Bear Hit By Combine Was Actually Shot First

Leader Telegraph, Bear Hunting Magazine

A 57-year-old North Dakota man accused of illegally shooting a large black bear in Dunn County during November's deer gun hunting season is expected to be charged. The bear, which may have weighed more than 700 pounds, was initially reported to have been killed by a combine in November.

The hunter was hunting November 25 on the Schlough farm, 20 miles north of Menomonie, when he shot the bear, according to the state Department of Natural Resources. The DNR is not releasing the name of the accused shooter and other details of the case until the Dunn County district attorney files charges.

The suspected bear shooter, of West Fargo, ND, has admitted to shooting the bear, after being interviewed by conservation wardens from North Dakota and Minnesota, according to state officials.

In the News Flash dated December 8th which can still be found on our website, the story was that the bear had been killed by a combine the evening of November 26 while it was hibernating in a field of standing corn, based on an interview with Phyllis Schlough, who owns the farm with her husband, Neil, who drove the combine.

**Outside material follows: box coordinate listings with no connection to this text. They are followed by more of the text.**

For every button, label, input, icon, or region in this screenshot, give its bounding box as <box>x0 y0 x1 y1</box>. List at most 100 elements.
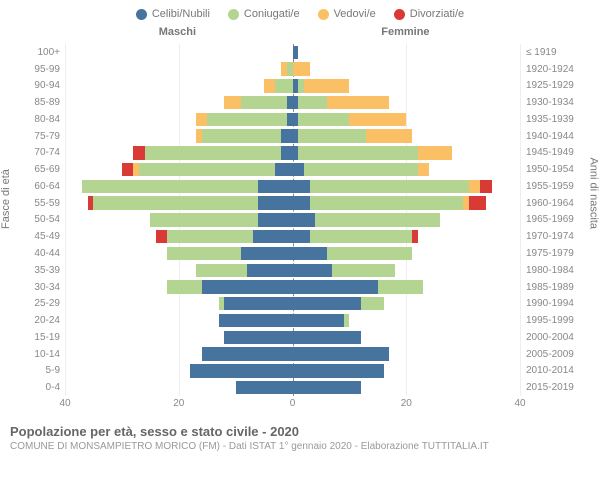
age-row: 80-841935-1939 <box>10 111 590 128</box>
bar-segment <box>469 180 480 193</box>
legend-swatch <box>394 9 405 20</box>
age-label: 90-94 <box>18 80 60 91</box>
bars-area <box>65 61 520 78</box>
bar-segment <box>224 96 241 109</box>
female-bar <box>293 379 521 396</box>
male-header: Maschi <box>159 26 196 38</box>
bars-area <box>65 161 520 178</box>
bar-segment <box>139 163 276 176</box>
bar-segment <box>224 331 292 344</box>
male-bar <box>65 195 293 212</box>
bar-segment <box>293 331 361 344</box>
bar-segment <box>241 96 287 109</box>
birth-year-label: 1950-1954 <box>526 164 588 175</box>
bars-area <box>65 128 520 145</box>
bar-segment <box>258 196 292 209</box>
gender-headers: Maschi Femmine <box>10 26 590 42</box>
x-tick: 0 <box>290 398 296 409</box>
female-bar <box>293 145 521 162</box>
birth-year-label: 1945-1949 <box>526 147 588 158</box>
bar-segment <box>298 129 366 142</box>
male-bar <box>65 44 293 61</box>
male-bar <box>65 362 293 379</box>
bar-segment <box>224 297 292 310</box>
age-label: 15-19 <box>18 332 60 343</box>
legend-item: Celibi/Nubili <box>136 8 210 20</box>
bar-segment <box>264 79 275 92</box>
bar-segment <box>298 96 326 109</box>
female-bar <box>293 279 521 296</box>
bar-segment <box>293 46 299 59</box>
bar-segment <box>196 264 247 277</box>
male-bar <box>65 61 293 78</box>
age-row: 5-92010-2014 <box>10 362 590 379</box>
female-bar <box>293 245 521 262</box>
bars-area <box>65 379 520 396</box>
age-row: 40-441975-1979 <box>10 245 590 262</box>
age-row: 50-541965-1969 <box>10 212 590 229</box>
bar-segment <box>190 364 292 377</box>
plot-area: Fasce di età Anni di nascita 0-42015-201… <box>10 44 590 414</box>
bar-segment <box>304 163 418 176</box>
legend-label: Vedovi/e <box>334 8 376 20</box>
bar-segment <box>418 163 429 176</box>
female-bar <box>293 262 521 279</box>
bar-segment <box>304 79 350 92</box>
female-bar <box>293 228 521 245</box>
male-bar <box>65 77 293 94</box>
male-bar <box>65 295 293 312</box>
bar-segment <box>258 213 292 226</box>
male-bar <box>65 312 293 329</box>
bar-segment <box>480 180 491 193</box>
bar-segment <box>167 247 241 260</box>
legend-item: Vedovi/e <box>318 8 376 20</box>
age-row: 65-691950-1954 <box>10 161 590 178</box>
legend-label: Celibi/Nubili <box>152 8 210 20</box>
bar-segment <box>275 163 292 176</box>
age-row: 15-192000-2004 <box>10 329 590 346</box>
bar-segment <box>293 297 361 310</box>
age-label: 30-34 <box>18 282 60 293</box>
age-label: 45-49 <box>18 231 60 242</box>
bar-segment <box>293 196 310 209</box>
bars-area <box>65 262 520 279</box>
bar-segment <box>310 230 412 243</box>
bar-segment <box>293 314 344 327</box>
bar-segment <box>150 213 258 226</box>
female-bar <box>293 195 521 212</box>
birth-year-label: 2015-2019 <box>526 382 588 393</box>
bars-area <box>65 195 520 212</box>
birth-year-label: 1940-1944 <box>526 131 588 142</box>
birth-year-label: 2005-2009 <box>526 349 588 360</box>
birth-year-label: 1990-1994 <box>526 298 588 309</box>
bar-segment <box>418 146 452 159</box>
bar-segment <box>207 113 287 126</box>
age-label: 10-14 <box>18 349 60 360</box>
age-label: 5-9 <box>18 365 60 376</box>
age-row: 55-591960-1964 <box>10 195 590 212</box>
bars-area <box>65 111 520 128</box>
bar-segment <box>349 113 406 126</box>
female-bar <box>293 77 521 94</box>
bars-area <box>65 44 520 61</box>
male-bar <box>65 145 293 162</box>
age-row: 25-291990-1994 <box>10 295 590 312</box>
female-bar <box>293 44 521 61</box>
male-bar <box>65 379 293 396</box>
age-label: 60-64 <box>18 181 60 192</box>
bar-segment <box>236 381 293 394</box>
age-label: 40-44 <box>18 248 60 259</box>
bars-area <box>65 279 520 296</box>
bar-segment <box>293 163 304 176</box>
female-bar <box>293 346 521 363</box>
birth-year-label: 1930-1934 <box>526 97 588 108</box>
rows-container: 0-42015-20195-92010-201410-142005-200915… <box>10 44 590 396</box>
bars-area <box>65 228 520 245</box>
female-bar <box>293 94 521 111</box>
birth-year-label: 1995-1999 <box>526 315 588 326</box>
bar-segment <box>281 146 292 159</box>
bar-segment <box>93 196 258 209</box>
female-bar <box>293 161 521 178</box>
male-bar <box>65 212 293 229</box>
birth-year-label: 1970-1974 <box>526 231 588 242</box>
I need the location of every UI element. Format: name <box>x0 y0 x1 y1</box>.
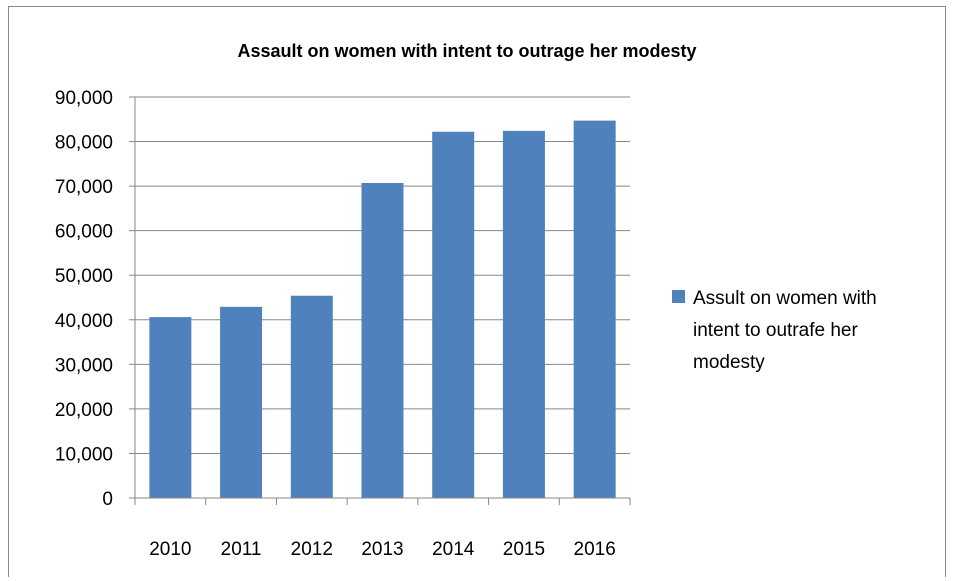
x-axis-tick-labels: 2010 2011 2012 2013 2014 2015 2016 <box>149 539 616 560</box>
y-tick-label: 80,000 <box>55 133 113 154</box>
y-tick-label: 0 <box>102 489 113 510</box>
legend-label-line-1: Assult on women with <box>693 288 877 309</box>
x-tick-label: 2011 <box>221 539 262 560</box>
bar <box>149 317 192 498</box>
bar <box>432 131 475 498</box>
y-axis-tick-labels: 0 10,000 20,000 30,000 40,000 50,000 60,000 70,… <box>55 88 113 510</box>
y-tick-label: 50,000 <box>55 266 113 287</box>
y-tick-label: 30,000 <box>55 355 113 376</box>
bar <box>290 295 333 498</box>
y-tick-label: 20,000 <box>55 400 113 421</box>
bars <box>149 120 616 498</box>
y-tick-label: 60,000 <box>55 222 113 243</box>
x-tick-label: 2016 <box>574 539 616 560</box>
x-tick-label: 2015 <box>503 539 545 560</box>
axes <box>129 96 631 505</box>
y-tick-label: 10,000 <box>55 444 113 465</box>
bar <box>220 306 263 498</box>
legend-label-line-3: modesty <box>693 352 765 373</box>
legend-label-line-2: intent to outrafe her <box>693 320 858 341</box>
chart-title: Assault on women with intent to outrage … <box>237 41 696 61</box>
legend: Assult on women with intent to outrafe h… <box>672 288 877 373</box>
bar <box>502 130 545 498</box>
bar <box>573 120 616 498</box>
x-tick-label: 2010 <box>149 539 191 560</box>
x-tick-label: 2014 <box>432 539 475 560</box>
y-tick-label: 90,000 <box>55 88 113 109</box>
y-tick-label: 70,000 <box>55 177 113 198</box>
x-tick-label: 2013 <box>361 539 403 560</box>
x-tick-label: 2012 <box>291 539 333 560</box>
bar <box>361 182 404 498</box>
legend-swatch <box>672 290 685 303</box>
y-tick-label: 40,000 <box>55 311 113 332</box>
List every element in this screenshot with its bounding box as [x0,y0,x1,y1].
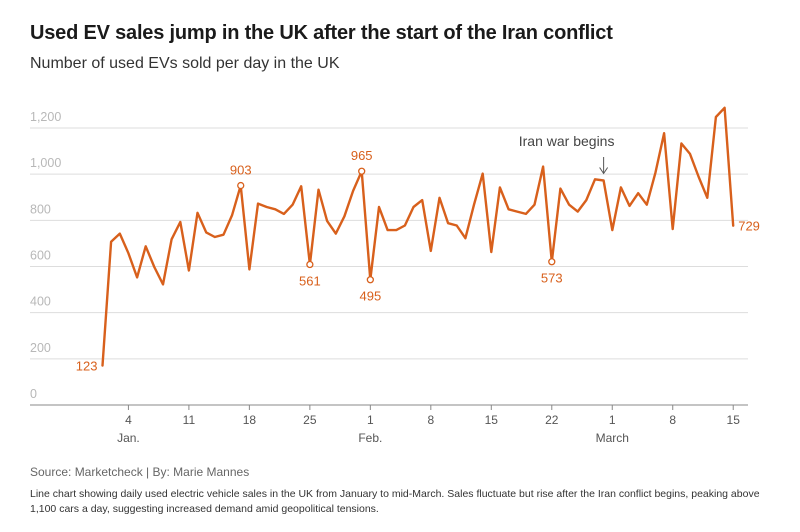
point-marker [306,260,314,269]
x-tick-label: 25 [303,413,317,427]
point-marker [548,258,556,266]
x-axis-ticks: 4 Jan. 11 18 25 1 Feb. 8 15 22 1 March 8 15 [117,405,740,445]
data-label: 573 [541,271,563,286]
source-credit: Source: Marketcheck | By: Marie Mannes [30,465,250,479]
x-month-label: March [596,431,629,445]
annotation-arrow-head [599,167,609,175]
annotation-text: Iran war begins [519,133,615,149]
data-label: 729 [738,219,760,234]
y-axis-ticks: 0 200 400 600 800 1,000 1,200 [30,110,61,401]
x-tick-label: 1 [609,413,616,427]
data-label: 561 [299,274,321,289]
y-tick-label: 800 [30,202,51,216]
y-tick-label: 200 [30,341,51,355]
data-labels: 123 903 561 965 495 573 729 [76,148,760,373]
x-month-label: Jan. [117,431,140,445]
y-tick-label: 1,200 [30,110,61,124]
y-tick-label: 600 [30,249,51,263]
data-series [101,106,735,367]
y-tick-label: 400 [30,295,51,309]
point-marker [366,276,374,284]
x-tick-label: 18 [243,413,257,427]
grid-lines [30,127,748,406]
annotation: Iran war begins [519,133,615,175]
x-tick-label: 15 [727,413,741,427]
data-label: 495 [359,289,381,304]
x-tick-label: 11 [183,413,196,427]
chart-subtitle: Number of used EVs sold per day in the U… [30,55,340,72]
x-month-label: Feb. [358,431,382,445]
x-tick-label: 15 [485,413,499,427]
point-marker [358,167,366,175]
y-tick-label: 1,000 [30,156,61,170]
data-markers [237,167,556,284]
data-label: 903 [230,163,252,178]
x-tick-label: 8 [669,413,676,427]
point-marker [237,181,245,190]
x-tick-label: 8 [427,413,434,427]
data-label: 965 [351,148,373,163]
chart-description: Line chart showing daily used electric v… [30,488,760,515]
series-line [101,106,735,367]
data-label: 123 [76,359,98,374]
x-tick-label: 22 [545,413,559,427]
chart-title: Used EV sales jump in the UK after the s… [30,22,613,44]
y-tick-label: 0 [30,387,37,401]
x-tick-label: 1 [367,413,374,427]
x-tick-label: 4 [125,413,132,427]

A warden inspected the bear and, after some haggling, sold it to the Schloughs for $75. Phyllis Schlough said they intended to have it mounted.

The Schloughs are not expected to be charged with any wildlife violations, and the story they told the DNR and the media about hitting the hibernating bear with a combine may be essentially correct, said David Hausman, a warden supervisor with the DNR. However, it is also clear that the bear had already been shot when Neil Schlough encountered it while harvesting corn, Hausman said.

"It was definitely dead when he hit it with the combine," he said. The DNR has confiscated what remains of the bear from a taxidermist, including the hide and skull. An inspection of the skin showed two bullet holes, Hausman said. The Schloughs will get their $75 back but not the rest of the bear.

"The statutes state that unlawfully taken wildlife shall be retained by the state," Hausman said. Also, the DNR has a policy of using "exceptional" wildlife specimens for education or displaying them in a public place, he said.

The field-dressed bear weighed about 618 pounds when it was weighed on Thanksgiving but may have weighed more than 700 pounds when alive, which is unusually large for a black bear.

The DNR warden who inspected the bear initially didn't suspect the bear had been shot, but additional information caused wardens to take a closer look at its remains, Hausman said. The DNR will release more details after charges are filed.

A red flag for wardens was that a man hunting with the accused shooter tried to buy a bear permit the day it was shot. "After they killed the bear, they thought they could find a permit for a bear, not knowing how the season framework works in Wisconsin," Hausman said.

By late November the state's bear season had been over for weeks, and hunters who apply for bear permits must wait for years to receive one, he said.

Bears are measured for the record book based on the dimensions of the skull, not on weight. Hausman said he expected the skull would be measured once it has gone through a required drying period. "It is big," he said. "Whether it's a state record of some sort, we're not sure yet."